I was hired and given a uniform just a few days later. The shorts were ill-fitting and the T-shirts came only in sizes large and extra-large, but this was the coolest dress in town. It made a distinction between us lifeguards as the superior (paid) rulers of the pool, and the rest of the pool’s patrons.

Though the majority of my hours at work were spent scanning the pool for weak swimmers, checking out the odd behavior of sunbathers, and barking at little kids for running on the pool deck, much of the work, as Dave promised, was of the unglamorous kind. Our maintenance routine included the use of harsh chemical cleansers, bulky tools and duct tape. As a group, we would arrive early before opening to scrub and brush the dirt and grime that accumulated on the tiles of the pool. Often, one of the more determined guards would be encouraged to strap on a weighted diving belt and descend to the bottom of the deep end to reach the farthest bits of grime, or to plunge in with cumbersome tools for one of Dave’s underwater fix-it projects. Sound a bit unsafe? You bet it was, but we did it anyway—all under the disapproving eye of the elderly water-aerobics instructor, who would often pause her class to loudly voice her opinion on our supposed inability to clean.

“That’s right!” she would yell with zeal. “Put those lazy kids to work!”

Nevertheless, I have good memories of those summer days at the pool, most involving the feeling of the sun, which would beat down on my tan toes, the only bit to stick out of the shadow of the guard stand’s umbrella. Since relocating to upstate New York, I’ve almost forgotten the feeling of the Florida summers, and the unique humid winds that would sweep over the pool moments before the inevitable afternoon storm. The enormous black clouds of thunder and lightening would appear out of nowhere and roll across the sky in a matter of minutes, a sight both terrifying and exciting for those of us huddled in the guard room watching the storm’s progress. Also disappeared into a memory is my once-dark tan that would fade just in time for the next summer to renew it.

Like most jobs, lifeguarding at the public pool had its share of special, secret perks, available only to the few chosen ones. For us, it was the fun we had when the pool would shut down during those torrential downpours. After clearing swimmers out of the pool and off the deck, we would mess around in the guardroom, often playing with the cool stuff in the first-aid kits, like the rubber gloves we used as makeshift water balloons that roughly resembled cow udders when filled. When that got boring, it was time to order take-out food, divvy cleaning tasks or practice CPR on the slack-jawed plastic training dummies.

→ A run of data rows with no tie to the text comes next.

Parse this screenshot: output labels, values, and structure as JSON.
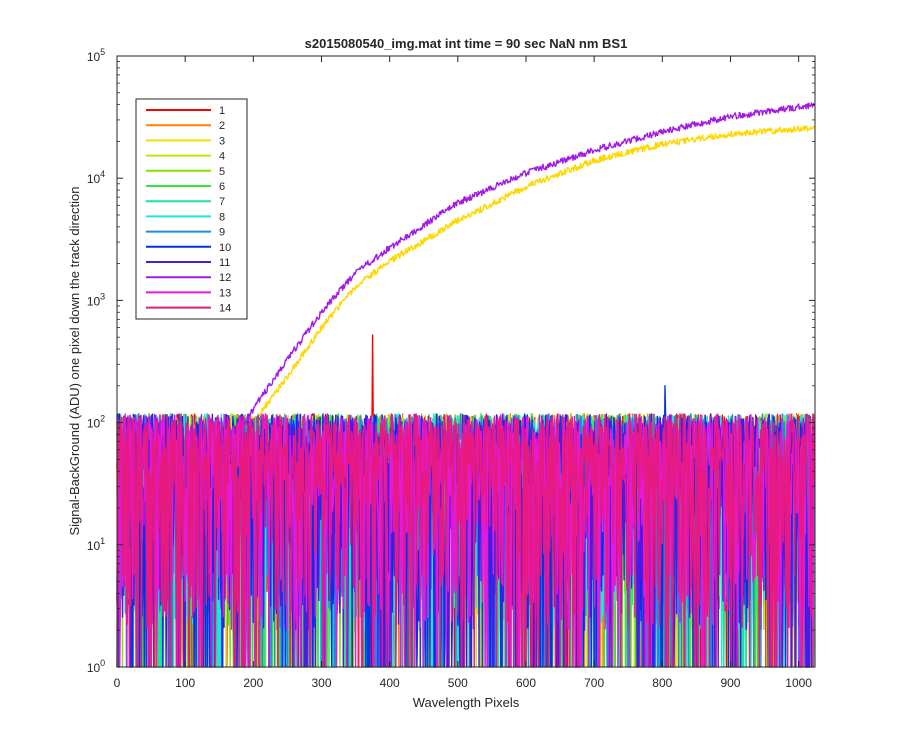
{
  "chart_data": {
    "type": "line",
    "title": "s2015080540_img.mat int time = 90 sec  NaN nm BS1",
    "xlabel": "Wavelength Pixels",
    "ylabel": "Signal-BackGround (ADU) one pixel down the track direction",
    "xlim": [
      0,
      1024
    ],
    "ylim": [
      1,
      100000
    ],
    "yscale": "log",
    "grid": false,
    "legend_position": "top-left",
    "x_ticks": [
      "0",
      "100",
      "200",
      "300",
      "400",
      "500",
      "600",
      "700",
      "800",
      "900",
      "1000"
    ],
    "y_ticks": [
      {
        "base": "10",
        "exp": "0"
      },
      {
        "base": "10",
        "exp": "1"
      },
      {
        "base": "10",
        "exp": "2"
      },
      {
        "base": "10",
        "exp": "3"
      },
      {
        "base": "10",
        "exp": "4"
      },
      {
        "base": "10",
        "exp": "5"
      }
    ],
    "series": [
      {
        "name": "1",
        "color": "#ff0000",
        "kind": "noise",
        "spike": {
          "x": 375,
          "y": 520
        }
      },
      {
        "name": "2",
        "color": "#ff7f00",
        "kind": "noise"
      },
      {
        "name": "3",
        "color": "#ffd700",
        "kind": "signal",
        "points": [
          [
            120,
            12
          ],
          [
            150,
            30
          ],
          [
            200,
            100
          ],
          [
            250,
            240
          ],
          [
            300,
            600
          ],
          [
            350,
            1300
          ],
          [
            400,
            2100
          ],
          [
            500,
            4500
          ],
          [
            600,
            8500
          ],
          [
            700,
            14000
          ],
          [
            800,
            19000
          ],
          [
            900,
            23000
          ],
          [
            1024,
            26000
          ]
        ]
      },
      {
        "name": "4",
        "color": "#c8e600",
        "kind": "noise"
      },
      {
        "name": "5",
        "color": "#7fe600",
        "kind": "noise"
      },
      {
        "name": "6",
        "color": "#33e633",
        "kind": "noise"
      },
      {
        "name": "7",
        "color": "#1ae69a",
        "kind": "noise"
      },
      {
        "name": "8",
        "color": "#19e6e6",
        "kind": "noise"
      },
      {
        "name": "9",
        "color": "#1a8ce6",
        "kind": "noise"
      },
      {
        "name": "10",
        "color": "#0033e6",
        "kind": "noise",
        "spike": {
          "x": 804,
          "y": 200
        }
      },
      {
        "name": "11",
        "color": "#4c1ae6",
        "kind": "noise"
      },
      {
        "name": "12",
        "color": "#a31ae6",
        "kind": "signal",
        "points": [
          [
            120,
            15
          ],
          [
            150,
            40
          ],
          [
            200,
            130
          ],
          [
            250,
            330
          ],
          [
            300,
            800
          ],
          [
            350,
            1700
          ],
          [
            400,
            2700
          ],
          [
            500,
            6300
          ],
          [
            600,
            11000
          ],
          [
            700,
            17000
          ],
          [
            800,
            24000
          ],
          [
            900,
            32000
          ],
          [
            1024,
            40000
          ]
        ]
      },
      {
        "name": "13",
        "color": "#e619d9",
        "kind": "noise"
      },
      {
        "name": "14",
        "color": "#e61a80",
        "kind": "noise"
      }
    ]
  }
}
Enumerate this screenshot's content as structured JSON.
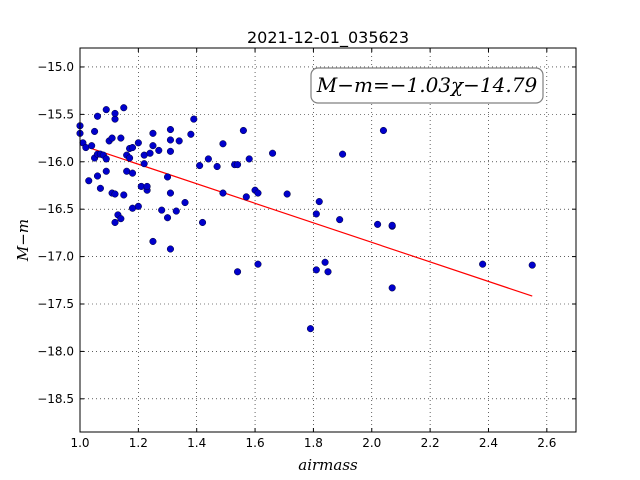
{
  "chart_data": {
    "type": "scatter",
    "title": "2021-12-01_035623",
    "xlabel": "airmass",
    "ylabel": "M−m",
    "xlim": [
      1.0,
      2.7
    ],
    "ylim": [
      -18.85,
      -14.8
    ],
    "y_inverted": true,
    "grid": true,
    "grid_style": "dotted",
    "x_ticks": [
      1.0,
      1.2,
      1.4,
      1.6,
      1.8,
      2.0,
      2.2,
      2.4,
      2.6
    ],
    "x_tick_labels": [
      "1.0",
      "1.2",
      "1.4",
      "1.6",
      "1.8",
      "2.0",
      "2.2",
      "2.4",
      "2.6"
    ],
    "y_ticks": [
      -15.0,
      -15.5,
      -16.0,
      -16.5,
      -17.0,
      -17.5,
      -18.0,
      -18.5
    ],
    "y_tick_labels": [
      "−15.0",
      "−15.5",
      "−16.0",
      "−16.5",
      "−17.0",
      "−17.5",
      "−18.0",
      "−18.5"
    ],
    "annotation": "M−m=−1.03χ−14.79",
    "fit": {
      "slope": -1.03,
      "intercept": -14.79,
      "x_range": [
        1.0,
        2.55
      ],
      "color": "#ff0000"
    },
    "marker_color": "#0000cc",
    "points": [
      [
        1.0,
        -15.62
      ],
      [
        1.0,
        -15.7
      ],
      [
        1.01,
        -15.8
      ],
      [
        1.02,
        -15.85
      ],
      [
        1.03,
        -16.2
      ],
      [
        1.04,
        -15.83
      ],
      [
        1.05,
        -15.68
      ],
      [
        1.05,
        -15.96
      ],
      [
        1.06,
        -15.52
      ],
      [
        1.06,
        -15.92
      ],
      [
        1.06,
        -16.15
      ],
      [
        1.07,
        -16.28
      ],
      [
        1.07,
        -15.92
      ],
      [
        1.08,
        -15.93
      ],
      [
        1.09,
        -15.45
      ],
      [
        1.09,
        -15.97
      ],
      [
        1.09,
        -16.1
      ],
      [
        1.1,
        -15.78
      ],
      [
        1.11,
        -15.75
      ],
      [
        1.11,
        -16.33
      ],
      [
        1.12,
        -15.55
      ],
      [
        1.12,
        -15.49
      ],
      [
        1.12,
        -16.34
      ],
      [
        1.12,
        -16.64
      ],
      [
        1.13,
        -16.56
      ],
      [
        1.14,
        -15.75
      ],
      [
        1.14,
        -16.6
      ],
      [
        1.15,
        -15.43
      ],
      [
        1.15,
        -16.35
      ],
      [
        1.16,
        -15.93
      ],
      [
        1.16,
        -16.1
      ],
      [
        1.17,
        -15.96
      ],
      [
        1.17,
        -15.86
      ],
      [
        1.18,
        -15.85
      ],
      [
        1.18,
        -16.12
      ],
      [
        1.18,
        -16.49
      ],
      [
        1.2,
        -15.8
      ],
      [
        1.2,
        -16.47
      ],
      [
        1.21,
        -16.26
      ],
      [
        1.22,
        -16.02
      ],
      [
        1.22,
        -15.93
      ],
      [
        1.23,
        -16.3
      ],
      [
        1.23,
        -16.26
      ],
      [
        1.24,
        -15.91
      ],
      [
        1.25,
        -15.83
      ],
      [
        1.25,
        -15.7
      ],
      [
        1.25,
        -16.84
      ],
      [
        1.27,
        -15.88
      ],
      [
        1.28,
        -16.51
      ],
      [
        1.3,
        -16.16
      ],
      [
        1.3,
        -16.59
      ],
      [
        1.31,
        -15.66
      ],
      [
        1.31,
        -15.77
      ],
      [
        1.31,
        -15.89
      ],
      [
        1.31,
        -16.33
      ],
      [
        1.31,
        -16.92
      ],
      [
        1.33,
        -16.52
      ],
      [
        1.34,
        -15.78
      ],
      [
        1.36,
        -16.43
      ],
      [
        1.38,
        -15.71
      ],
      [
        1.39,
        -15.55
      ],
      [
        1.41,
        -16.04
      ],
      [
        1.42,
        -16.64
      ],
      [
        1.44,
        -15.97
      ],
      [
        1.47,
        -16.05
      ],
      [
        1.49,
        -15.81
      ],
      [
        1.49,
        -16.33
      ],
      [
        1.53,
        -16.03
      ],
      [
        1.54,
        -16.03
      ],
      [
        1.54,
        -17.16
      ],
      [
        1.56,
        -15.67
      ],
      [
        1.57,
        -16.37
      ],
      [
        1.58,
        -15.97
      ],
      [
        1.6,
        -16.3
      ],
      [
        1.61,
        -16.33
      ],
      [
        1.61,
        -17.08
      ],
      [
        1.66,
        -15.91
      ],
      [
        1.71,
        -16.34
      ],
      [
        1.79,
        -17.76
      ],
      [
        1.81,
        -17.14
      ],
      [
        1.81,
        -16.55
      ],
      [
        1.82,
        -16.42
      ],
      [
        1.84,
        -17.06
      ],
      [
        1.85,
        -17.16
      ],
      [
        1.89,
        -16.61
      ],
      [
        1.9,
        -15.92
      ],
      [
        2.02,
        -16.66
      ],
      [
        2.04,
        -15.67
      ],
      [
        2.07,
        -16.68
      ],
      [
        2.07,
        -16.67
      ],
      [
        2.07,
        -17.33
      ],
      [
        2.38,
        -17.08
      ],
      [
        2.55,
        -17.09
      ]
    ]
  }
}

Despite the unidentifiable messes that we had to clean up, the crazy kids we had to control, the sometimes brutal heat that wore us all down at times, and the sobering fact that we might one day be called to save a life, working outside at the public pool made some of my most cherished teenage memories. Not only was it a job that built responsibility and character, it also was just a bunch of fun and free days at the pool.